Akşener, gelişmiş ülkelerde kişi başına düşen milli gelirin Türkiye’nin 5 -10 katı olduğuna işaret etti. Akşener, bu ülkelerin başarılarını kişi veya kişiler, süper yetkili başkanlara değil, kim başa gelirse gelsin işleyen sistemlerine, kuvvetler ayrılığı ve ortak akılla iş yapan kurumlara borçlu olduğunu anlattı.

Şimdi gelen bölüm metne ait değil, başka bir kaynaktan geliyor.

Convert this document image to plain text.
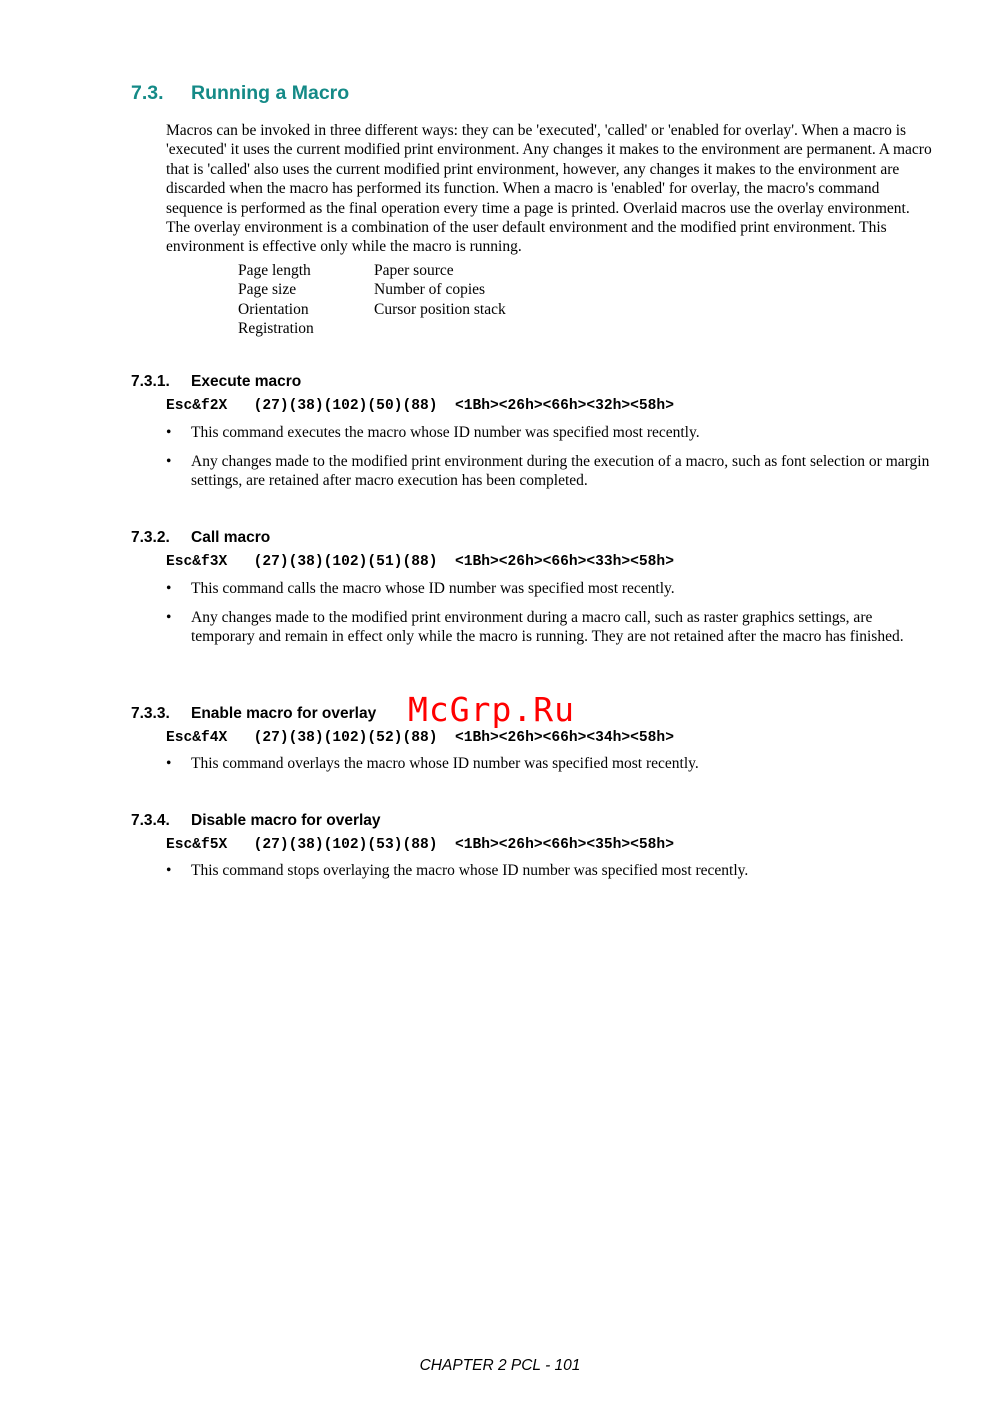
7.3. Running a Macro

Macros can be invoked in three different ways: they can be 'executed', 'called' or 'enabled for overlay'. When a macro is 'executed' it uses the current modified print environment. Any changes it makes to the environment are permanent. A macro that is 'called' also uses the current modified print environment, however, any changes it makes to the environment are discarded when the macro has performed its function. When a macro is 'enabled' for overlay, the macro's command sequence is performed as the final operation every time a page is printed. Overlaid macros use the overlay environment. The overlay environment is a combination of the user default environment and the modified print environment. This environment is effective only while the macro is running.

Page length	Paper source
Page size	Number of copies
Orientation	Cursor position stack
Registration
7.3.1. Execute macro

Esc&f2X   (27)(38)(102)(50)(88)  <1Bh><26h><66h><32h><58h>

•	This command executes the macro whose ID number was specified most recently.

•	Any changes made to the modified print environment during the execution of a macro, such as font selection or margin settings, are retained after macro execution has been completed.

7.3.2. Call macro

Esc&f3X   (27)(38)(102)(51)(88)  <1Bh><26h><66h><33h><58h>

•	This command calls the macro whose ID number was specified most recently.

•	Any changes made to the modified print environment during a macro call, such as raster graphics settings, are temporary and remain in effect only while the macro is running. They are not retained after the macro has finished.

7.3.3. Enable macro for overlay McGrp.Ru

Esc&f4X   (27)(38)(102)(52)(88)  <1Bh><26h><66h><34h><58h>

•	This command overlays the macro whose ID number was specified most recently.

7.3.4. Disable macro for overlay

Esc&f5X   (27)(38)(102)(53)(88)  <1Bh><26h><66h><35h><58h>

•	This command stops overlaying the macro whose ID number was specified most recently.

CHAPTER 2 PCL - 101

Türkiye için de bu modeli istediklerine işaret eden Akşener, “Kim başa gelirse gelsin, işleyen bir sistem kurmaktır. Bu tartışma ‘kim aday olacak?’ tartışmasından çok daha önemli, çok daha ileri görüşlü bir tartışmadır. Biz, 6 parti olarak Türkiye’nin işte bu hayati ihtiyacını görüyoruz. O nedenle de güçlendirilmiş parlamenter sistem diyoruz. Onlar; masanın şekliyle, altıyla, üstüyle, örtüsüyle, bacaklarıyla uğraşıyor. Biz Türkiye’nin geleceğini, milletimizin ihtiyaçlarını konuşuyoruz.” ifadesini kullandı.

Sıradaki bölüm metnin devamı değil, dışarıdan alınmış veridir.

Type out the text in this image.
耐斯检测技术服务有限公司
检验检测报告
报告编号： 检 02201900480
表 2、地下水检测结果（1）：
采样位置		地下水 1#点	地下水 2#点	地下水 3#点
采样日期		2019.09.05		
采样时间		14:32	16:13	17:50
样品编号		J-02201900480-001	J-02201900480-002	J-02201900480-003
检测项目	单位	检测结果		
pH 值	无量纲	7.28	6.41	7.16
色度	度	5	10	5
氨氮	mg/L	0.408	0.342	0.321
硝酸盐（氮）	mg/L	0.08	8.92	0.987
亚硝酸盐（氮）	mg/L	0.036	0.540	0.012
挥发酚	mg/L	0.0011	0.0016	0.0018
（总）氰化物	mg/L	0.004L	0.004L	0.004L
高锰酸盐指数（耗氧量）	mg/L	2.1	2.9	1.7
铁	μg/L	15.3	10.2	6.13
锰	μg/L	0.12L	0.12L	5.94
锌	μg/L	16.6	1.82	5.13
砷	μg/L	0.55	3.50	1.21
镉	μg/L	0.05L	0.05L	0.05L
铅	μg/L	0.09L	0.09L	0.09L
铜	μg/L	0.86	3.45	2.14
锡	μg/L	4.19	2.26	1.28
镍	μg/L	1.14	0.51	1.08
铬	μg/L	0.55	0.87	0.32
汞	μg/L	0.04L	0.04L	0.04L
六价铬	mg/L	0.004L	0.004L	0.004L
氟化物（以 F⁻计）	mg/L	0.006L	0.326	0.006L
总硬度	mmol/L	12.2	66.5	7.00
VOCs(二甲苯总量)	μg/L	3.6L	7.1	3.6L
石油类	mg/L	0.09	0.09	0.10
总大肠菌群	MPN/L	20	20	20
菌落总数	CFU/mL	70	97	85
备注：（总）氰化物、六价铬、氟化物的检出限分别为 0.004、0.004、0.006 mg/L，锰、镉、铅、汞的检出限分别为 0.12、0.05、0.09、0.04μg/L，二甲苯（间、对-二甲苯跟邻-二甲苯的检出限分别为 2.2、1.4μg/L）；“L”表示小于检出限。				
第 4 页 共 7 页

Türkiye’de daha önce mera hayvancılığı ve besi hayvancılığı olduğunu ancak AK Parti iktidarı döneminde mera hayvancılığının bitme noktasına geldiğini öne süren Akşener, çiftçilerin Mera Kanunu’na isyan ettiğini savundu. Akşener, konuşmasına şöyle devam etti:
“Bay krizin, Tokat’taki çiftçi buluşmasında da benzer sorunlara değinen, artan yem fiyatlarından dolayı, hayvanlarına bakamadığı söylemeye çalışan bir üreticimiz vardı. Lafı ağzına tıktılar. Sayın Erdoğan, hemen olayı kendi menfaatine çevirmek için ‘Vahit Bey, Uruguay’dan et arıyor. Uruguay’dan getireceğine, sizin hayvanlarınızı alsın’ dedi. Şu rezalete bakar mısınız? Hayvancılığa yönelik, şu sığ bakış açısına bakar mısınız? Artan yem fiyatlarına çözüm olarak ‘hayvanını bize sat’ diyen şu abuk zihniyete bakar mısınız? Gerçekten ibretlik. Üstelik bütün gece boyunca arz etmekten bitap düşen, yeni Tarım Bakanı da Sayın Erdoğan’ın bu emri karşısında adeta dut yemiş bülbüle döndü. Sadece kem küm edip ‘Hayvanlarını bize vermezler.’ diyebildi. ‘Son çaremiz Uruguay kaldı, hayvancının elinde hayvanı kalmadı ki bize versin.’ diyemedi. ‘Artık buzağılar ölü doğuyor.’ da diyemedi. Allah çiftçilerimize, besicilerimize sabır versin.”
Akşener, iktidarın gerçeklik algısını tamamen kaybettiğini, kendi hayal dünyasında yaşadığını, bu nedenle de çok yüksek olan gıda enflasyonunun önlem alınmaması durumunda daha da artmaya devam edeceğini savundu.
Türkiye’nin kamu yönetimi içindeki en köklü kurumlardan birinin İçişleri Bakanlığı olduğuna işaret eden Akşener, Emniyet teşkilatı mensuplarının, terörle mücadeleden cinayete, uyuşturucu ile mücadeleden suç örgütlerine kadar birçok alanda büyük fedakarlıklar yaptığını kaydetti. Polislerin görevleri sırasında mobbing, ağır çalışma koşulları ve siyasi baskılar gibi ciddi sorunlarla karşılaştığını ve bunlara bağlı olarak intihar vakalarının yaşandığını iddia eden Akşener, “Peki, bu vahim durum karşısında bay kriz ve usta İçişleri Bakanı ne yapıyor? Hiçbir şey.” dedi.